Use of physician services in a population-based cohort of patients with polymyalgia rheumatica over the course of their disease
Article first published online: 2 JUN 2005
Copyright © 2005 by the American College of Rheumatology
Arthritis Care & Research
Volume 53, Issue 3, pages 395–403, 15 June 2005
How to Cite
Kremers, H. M., Reinalda, M. S., Crowson, C. S., Zinsmeister, A. R., Hunder, G. G. and Gabriel, S. E. (2005), Use of physician services in a population-based cohort of patients with polymyalgia rheumatica over the course of their disease. Arthritis & Rheumatism, 53: 395–403. doi: 10.1002/art.21160
- Issue published online: 2 JUN 2005
- Article first published online: 2 JUN 2005
- Manuscript Accepted: 28 DEC 2004
- Manuscript Received: 15 AUG 2003
- Arthritis Foundation. Grant Number: AF-19
- National Institutes of Health, US Public Health Service. Grant Number: AR-30582
- Polymyalgia rheumatica;
- Health services utilization;
- Office visits;
- Referral and consultation;
- Specialist care;
To describe the use of generalist and rheumatologist services in a population-based cohort of patients with polymyalgia rheumatica (PMR) and to identify predictors of rheumatology care.
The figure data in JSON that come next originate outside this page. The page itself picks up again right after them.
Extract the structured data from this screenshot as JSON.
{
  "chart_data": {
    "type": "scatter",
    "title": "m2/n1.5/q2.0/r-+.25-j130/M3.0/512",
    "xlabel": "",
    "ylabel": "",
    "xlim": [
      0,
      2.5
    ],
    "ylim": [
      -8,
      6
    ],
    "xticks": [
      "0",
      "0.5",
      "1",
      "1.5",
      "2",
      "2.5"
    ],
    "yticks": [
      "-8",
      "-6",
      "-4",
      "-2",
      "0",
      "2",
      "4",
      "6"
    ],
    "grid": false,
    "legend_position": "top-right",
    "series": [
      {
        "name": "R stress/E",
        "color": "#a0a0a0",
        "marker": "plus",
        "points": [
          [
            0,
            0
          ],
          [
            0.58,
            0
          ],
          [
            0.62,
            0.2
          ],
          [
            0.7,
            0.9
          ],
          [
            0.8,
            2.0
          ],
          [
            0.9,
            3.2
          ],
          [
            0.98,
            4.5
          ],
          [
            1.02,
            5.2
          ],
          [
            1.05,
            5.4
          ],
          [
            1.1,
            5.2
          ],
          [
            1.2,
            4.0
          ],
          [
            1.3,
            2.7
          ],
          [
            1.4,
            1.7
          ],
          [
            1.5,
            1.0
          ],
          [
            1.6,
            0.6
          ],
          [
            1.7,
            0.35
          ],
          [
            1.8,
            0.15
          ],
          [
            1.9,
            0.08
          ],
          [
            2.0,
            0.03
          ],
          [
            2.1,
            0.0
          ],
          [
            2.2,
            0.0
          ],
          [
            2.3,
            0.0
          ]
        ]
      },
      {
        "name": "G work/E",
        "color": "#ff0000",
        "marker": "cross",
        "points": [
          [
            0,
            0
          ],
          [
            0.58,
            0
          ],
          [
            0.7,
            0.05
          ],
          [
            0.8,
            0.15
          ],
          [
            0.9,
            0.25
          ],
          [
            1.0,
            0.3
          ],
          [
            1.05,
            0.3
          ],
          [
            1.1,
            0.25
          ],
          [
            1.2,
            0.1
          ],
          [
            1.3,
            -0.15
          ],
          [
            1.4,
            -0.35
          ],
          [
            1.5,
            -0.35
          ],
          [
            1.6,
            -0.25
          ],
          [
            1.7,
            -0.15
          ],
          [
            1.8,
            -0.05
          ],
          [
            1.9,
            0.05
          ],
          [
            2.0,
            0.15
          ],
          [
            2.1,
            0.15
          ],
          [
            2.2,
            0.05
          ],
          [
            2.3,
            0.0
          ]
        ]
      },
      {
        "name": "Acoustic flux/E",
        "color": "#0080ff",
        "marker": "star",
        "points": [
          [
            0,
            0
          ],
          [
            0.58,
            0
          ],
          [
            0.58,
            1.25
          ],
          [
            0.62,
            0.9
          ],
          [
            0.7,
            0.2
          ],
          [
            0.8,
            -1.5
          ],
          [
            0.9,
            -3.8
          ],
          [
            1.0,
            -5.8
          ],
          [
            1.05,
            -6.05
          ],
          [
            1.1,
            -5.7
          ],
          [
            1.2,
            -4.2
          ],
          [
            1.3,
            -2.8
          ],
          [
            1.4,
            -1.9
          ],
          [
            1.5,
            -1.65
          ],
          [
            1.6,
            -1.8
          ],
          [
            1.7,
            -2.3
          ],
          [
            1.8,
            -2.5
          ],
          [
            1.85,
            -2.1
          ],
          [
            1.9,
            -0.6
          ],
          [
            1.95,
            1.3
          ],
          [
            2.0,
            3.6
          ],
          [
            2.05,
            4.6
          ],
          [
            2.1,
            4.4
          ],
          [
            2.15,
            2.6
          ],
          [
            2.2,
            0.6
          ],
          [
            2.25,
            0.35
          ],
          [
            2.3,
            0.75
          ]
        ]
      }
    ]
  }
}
We identified all incident cases of PMR among residents of Olmsted County, Minnesota between 1970 and 1999. Patients were followed for a maximum of 5 years after their incidence date. Logistic regression and zero-inflated Poisson regression models were used to assess the association between rheumatology care and age, sex, giant cell arteritis (GCA), PMR relapses, corticosteroid complications, comorbidity, and various laboratory findings, adjusting for the total number of visits.
Of the 364 incident cases of PMR eligible for this analysis, 67% were women and the mean age at incidence was 73 years. Over a mean followup of 4.1 years, individuals in this cohort utilized a total of 5,108 physician office visits and 2,015 telephone calls. The mean number of generalist and rheumatologist visits per person-years of followup during the first year of PMR was 7.02 and 2.15, respectively. Thereafter, there was a steady decline in both generalist and rheumatologist visits. One hundred forty-four (40%) patients had no rheumatologist visits and 102 (28%) had only 1 rheumatologist visit, mostly for diagnostic confirmation. Men and patients with several comorbid conditions were significantly more likely to be seen by rheumatologists (P < 0.001). However, once referred, women, older patients, and those with GCA, PMR relapses, and corticosteroid complications had significantly more rheumatologist visits (P < 0.001).
The use of physician services in PMR is considerable. Generalists provide the large majority of care. Rheumatologist involvement is generally limited to diagnostic confirmation and management of complications. The relative paucity of rheumatology care following the period of diagnosis may represent an opportunity for improving the care of patients with PMR.